The pace is hotting up

By | 25th June 2012

In two recent articles to which I have already referred, His Honour Judge Simon Brown QC, the judge in charge of the Mercantile Court in Birmingham, has sought to set out his views, (some might go so far as to say his tips) on what to expect from the new regime being introduced for disclosure and case and costs management when the relevant provisions of LASPO come into effect in April next year:

All serious practitioners in the contentious area of the law should read the articles in full and acquaint themselves of the new rules and how they will operate. However, to assist in the familiarisation process I thought I would set out in brief what the judge has said so that this piece can act as an aide memoire for the future conduct of litigation. As they say in all the best disclaimers, the views expressed here are the views of the author (and possibly of Simon Brown) and there is no substitute for reading the real thing!

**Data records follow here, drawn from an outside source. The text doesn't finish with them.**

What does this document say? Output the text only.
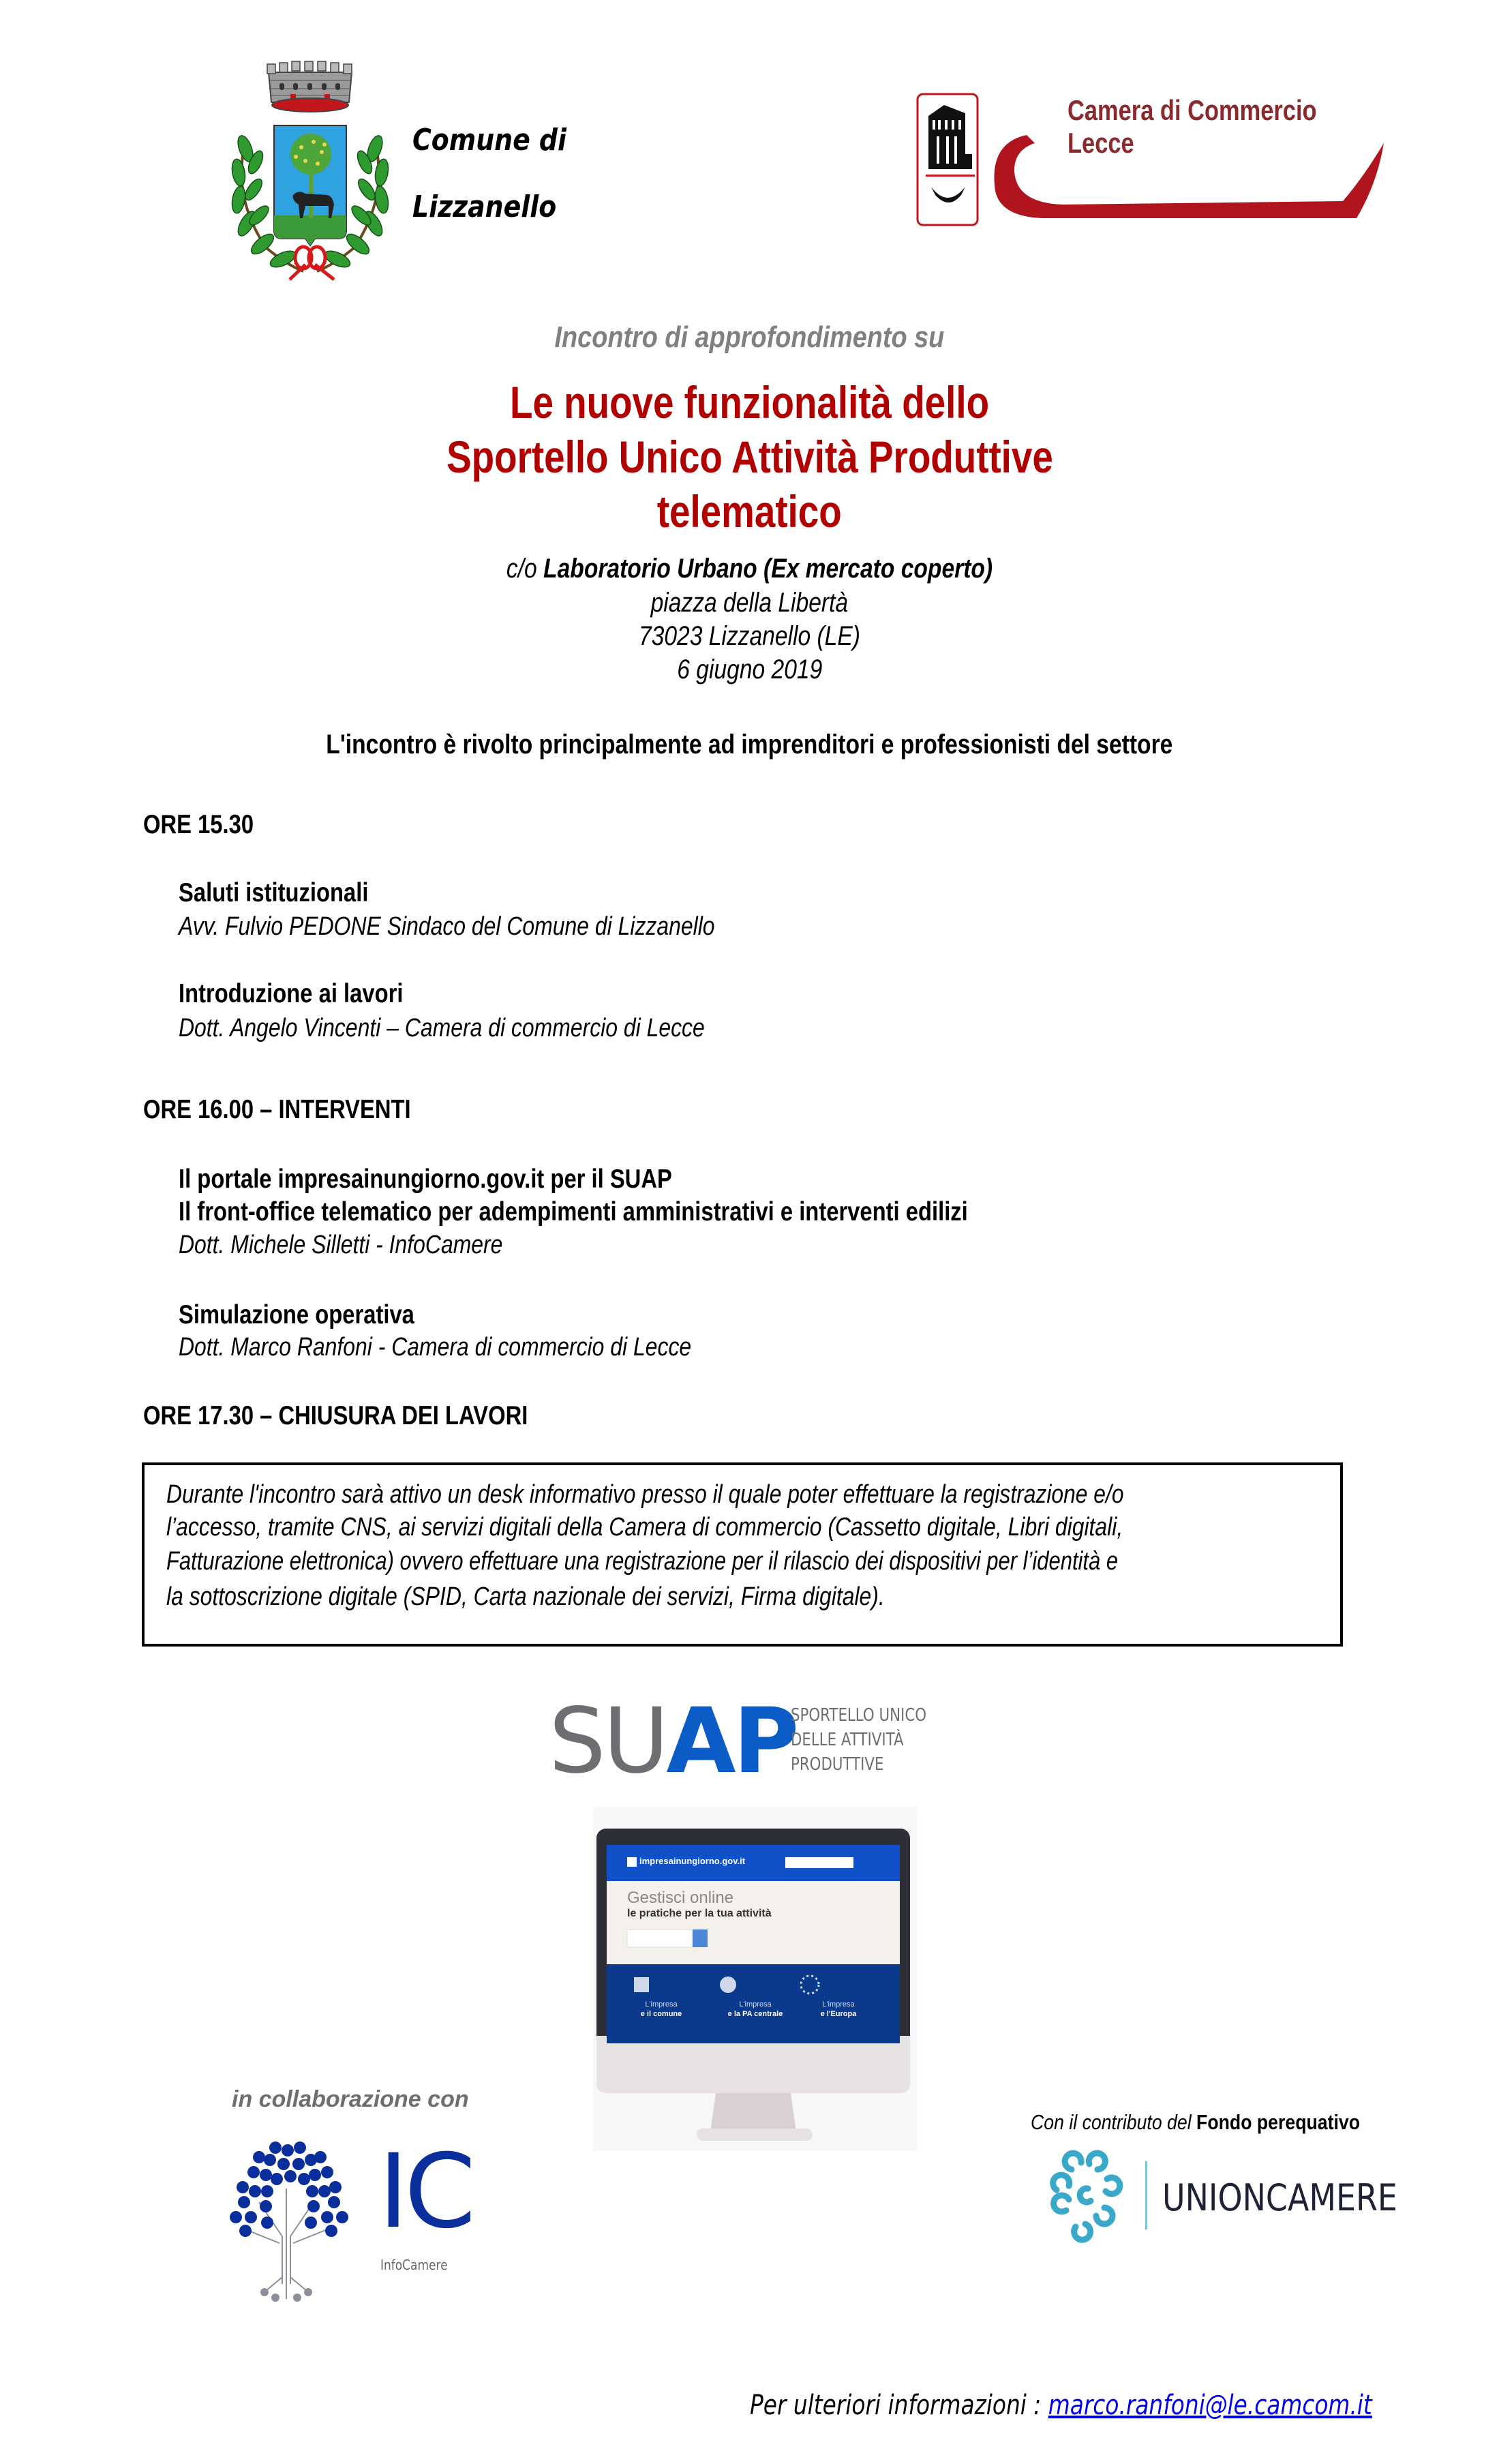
Comune di
Lizzanello
Camera di Commercio
Lecce
Incontro di approfondimento su
Le nuove funzionalità dello
Sportello Unico Attività Produttive
telematico
c/o Laboratorio Urbano (Ex mercato coperto)
piazza della Libertà
73023 Lizzanello (LE)
6 giugno 2019
L'incontro è rivolto principalmente ad imprenditori e professionisti del settore
ORE 15.30
Saluti istituzionali
Avv. Fulvio PEDONE Sindaco del Comune di Lizzanello
Introduzione ai lavori
Dott. Angelo Vincenti – Camera di commercio di Lecce
ORE 16.00 – INTERVENTI
Il portale impresainungiorno.gov.it per il SUAP
Il front-office telematico per adempimenti amministrativi e interventi edilizi
Dott. Michele Silletti - InfoCamere
Simulazione operativa
Dott. Marco Ranfoni - Camera di commercio di Lecce
ORE 17.30 – CHIUSURA DEI LAVORI
Durante l'incontro sarà attivo un desk informativo presso il quale poter effettuare la registrazione e/o
l’accesso, tramite CNS, ai servizi digitali della Camera di commercio (Cassetto digitale, Libri digitali,
Fatturazione elettronica) ovvero effettuare una registrazione per il rilascio dei dispositivi per l’identità e
la sottoscrizione digitale (SPID, Carta nazionale dei servizi, Firma digitale).
SUAP
SPORTELLO UNICO
DELLE ATTIVITÀ
PRODUTTIVE
impresainungiorno.gov.it
Gestisci online
le pratiche per la tua attività
L'impresa
e il comune
L'impresa
e la PA centrale
L'impresa
e l'Europa
in collaborazione con
IC
InfoCamere
Con il contributo del Fondo perequativo
UNIONCAMERE
Per ulteriori informazioni : marco.ranfoni@le.camcom.it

In no particular order the comments which stand out for me are:

  • Judges are to be docketed and trained by the Judicial College, something promised in the past and now to be delivered.
  • No rubber stamping of cosily agreed orders at the CMC.
  • Client approval will be required for budgets which are to be exchanged and filed in due time. Lawyers will have to be prepared to justify them before the judge will approve them.
  • Wasted costs orders will be made in default.
  • In considering costs the judge will have regard to the last approved budget and will not depart from it unless satisfied that there is a good reason to do so.
  • If not approved, the budget/claim for costs will be submitted to a detailed assessment before a costs judge with the cost of the assessment payable by the party in default.
  • US style Peruvian Guano discovery will not be allowed here unless so ordered. Not new here since the advent of standard disclosure and this stance now follows the practice in New Zealand and Australia.
  • We have had PD 31B and the EDQ; now we are going to have menu options and the amended CPR 31.5. There are to be six options in the menu under CPR 31.5(4) limiting disclosure to what is necessary while CPR 31.5 (5) sets out how disclosure shall be given.
  • US style meet and confer comes with CPR 31.5 (b). At least seven days before the CMC and at any other time ordered by the court, the parties must meet or speak on the telephone to discuss and seek to agree a proposal for disclosure that meets the overriding objective.
  • Disclosure is for the benefit of the judge and not the parties, the rationale being that the judge shall determine the evidence needed to try the issues before the court.
  • Judges will now use the case management powers they are given by CPR 1.4.
  • A new precedent HB to PD 51 G in electronic form will be used to adjust budgets.

The pace is certainly hotting up, and I am not referring to the Olympics! The gloomy scenario is one of adapt or die but I prefer to think the legal profession will embrace these changes and survive and thrive. Millnet will be there to help when needed.